Dr. Robert DuPont practically invented the term ‘gateway drug’ in the 1980s. Now he’s back with radical ideas on how to fight the war on drugs
A adviser on marijuana policy to Attorney General Jeff Sessions wants to see doctors make drug testing a routine part of primary-care medicine and force some users into treatment against their will, he told The Daily Beast.
Dr. Robert DuPont was among a small group of drug-policy experts invited to a closed-door meeting with Sessions last month to discuss federal options for dealing with the rapid liberalization of state marijuana laws. California became the sixth state to allow the sale of marijuana for recreational use on Jan. 1.
DuPont, 81, is one of the most influential drug warriors of the past century. He began his career as a liberal on drug control in the 1970s, calling then for the decriminalization of marijuana possession and launching the first U.S. methadone treatment program for heroin in Washington, D.C. in 1971. By the 1980s, he shifted to the right, popularizing the claim marijuana was a “gateway drug.”
At the December 2017 meeting with Sessions, DuPont was slated to present on “the effect of marijuana on drugged driving,” a topic on which he has proposed some radical ideas.
A national model bill he helped write in 2010 called on law enforcement to test anyone stopped for suspicion of driving under the influence for all controlled substances, and arresting them if any trace at all shows up in their system—regardless of the amount. While the bill includes an exemption for drivers who consumed a drug pursuant to a prescription, it would not apply to medicinal-marijuana users because doctors are not currently allowed to prescribe pot, only offer a recommendation for its use.
The bill’s language makes clear that these people will still face sanction even if they live in a state in which medical marijuana is legal.
But even that’s not the worst of it.
The bill includes a section prohibiting the “Internal Possession of Chemical or Controlled Substances.”

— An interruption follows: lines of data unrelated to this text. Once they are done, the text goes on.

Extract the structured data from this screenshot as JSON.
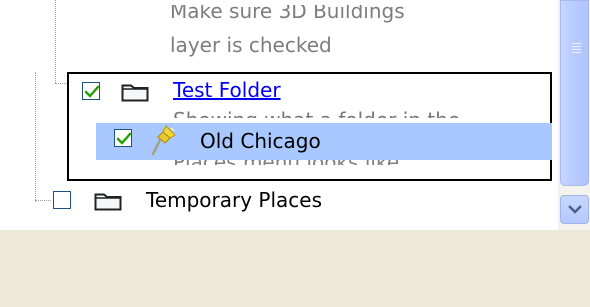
{
  "tree": {
    "description_lines": [
      "Make sure 3D Buildings",
      "layer is checked"
    ],
    "items": [
      {
        "label": "Test Folder",
        "checked": true,
        "icon": "folder-icon",
        "style": "link"
      },
      {
        "label": "Temporary Places",
        "checked": false,
        "icon": "folder-icon",
        "style": "normal"
      }
    ],
    "test_folder_description": [
      "Showing what a folder in the",
      "Places menu looks like."
    ],
    "drag_item": {
      "label": "Old Chicago",
      "checked": true,
      "icon": "pushpin-icon",
      "highlight_color": "#A8C8FF"
    }
  },
  "scrollbar": {
    "track_color": "#F4F3EE",
    "thumb_color": "#B9CBFF",
    "down_arrow_icon": "chevron-down-icon"
  },
  "colors": {
    "link": "#0000FF",
    "description": "#7D7D7D",
    "panel_background": "#FFFFFF",
    "window_background": "#ECE9D8",
    "checkbox_border": "#1C5180",
    "checkmark": "#22A000"
  }
}
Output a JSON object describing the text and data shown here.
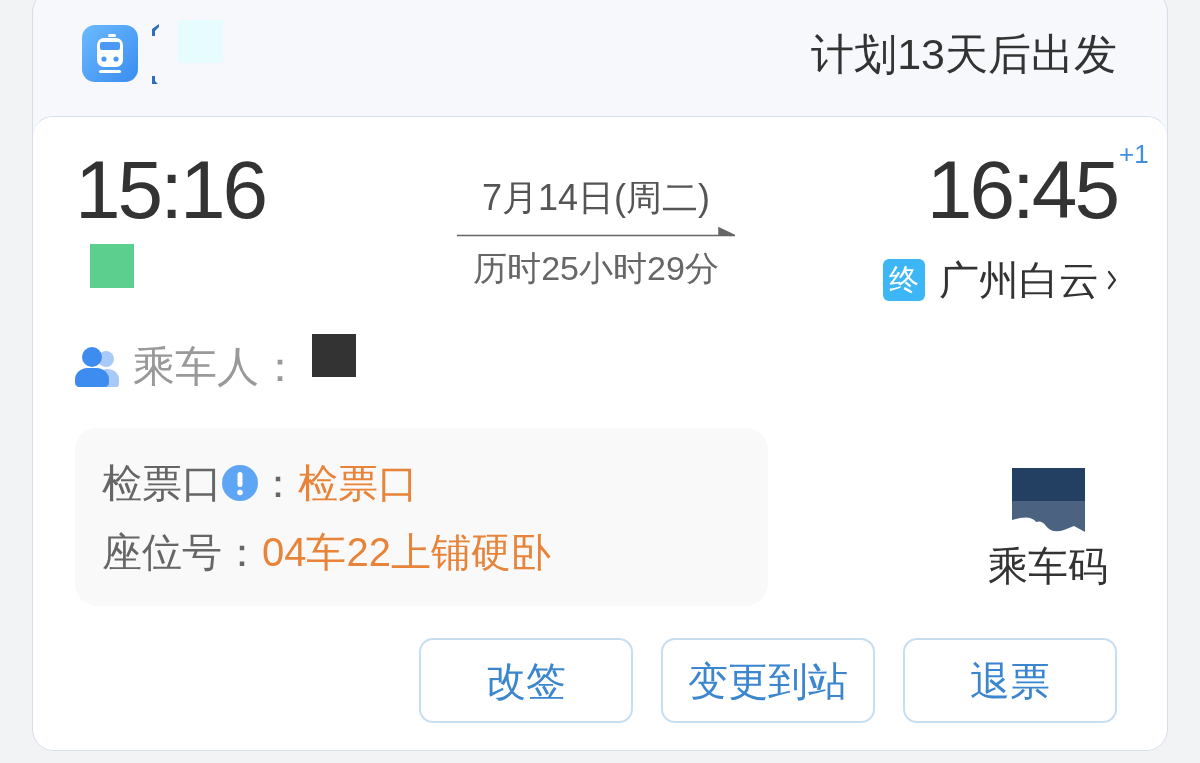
{
  "header": {
    "schedule_note": "计划13天后出发"
  },
  "trip": {
    "departure_time": "15:16",
    "date": "7月14日(周二)",
    "duration": "历时25小时29分",
    "arrival_time": "16:45",
    "day_offset": "+1",
    "arrival_badge": "终",
    "arrival_station": "广州白云"
  },
  "passenger": {
    "label": "乘车人："
  },
  "details": [
    {
      "label": "检票口",
      "info": true,
      "separator": "：",
      "value": "检票口"
    },
    {
      "label": "座位号",
      "info": false,
      "separator": "：",
      "value": "04车22上铺硬卧"
    }
  ],
  "boarding_code": {
    "label": "乘车码"
  },
  "actions": [
    {
      "label": "改签"
    },
    {
      "label": "变更到站"
    },
    {
      "label": "退票"
    }
  ]
}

“Any person who provides a bodily fluid sample containing any amount of a chemical or controlled substance… commits an offense punishable in the same manner as if the person otherwise possessed that substance,” it reads, adding in a footnote: “This provision is not a DUI specific law. Rather, it applies to any person who tests positive for chemical or controlled substances.”
Asked to comment on whether Sessions was aware of DuPont’s proposal to penalize drug users who may not even be under the influence behind the wheel, and if he supports it, a Justice Department spokesperson chose to focus on the dangers of driving while intoxicated.
“The Controlled Substances Act was enacted by Congress to comprehensively restrict and regulate numerous drugs, including marijuana,” said DOJ spokeswoman Lauren Ehrsam, in a statement provided to The Daily Beast. “Further, the attorney general agrees with the Centers for Disease Control that driving while impaired by marijuana is dangerous as it negatively affects a number of skills required for safe driving.”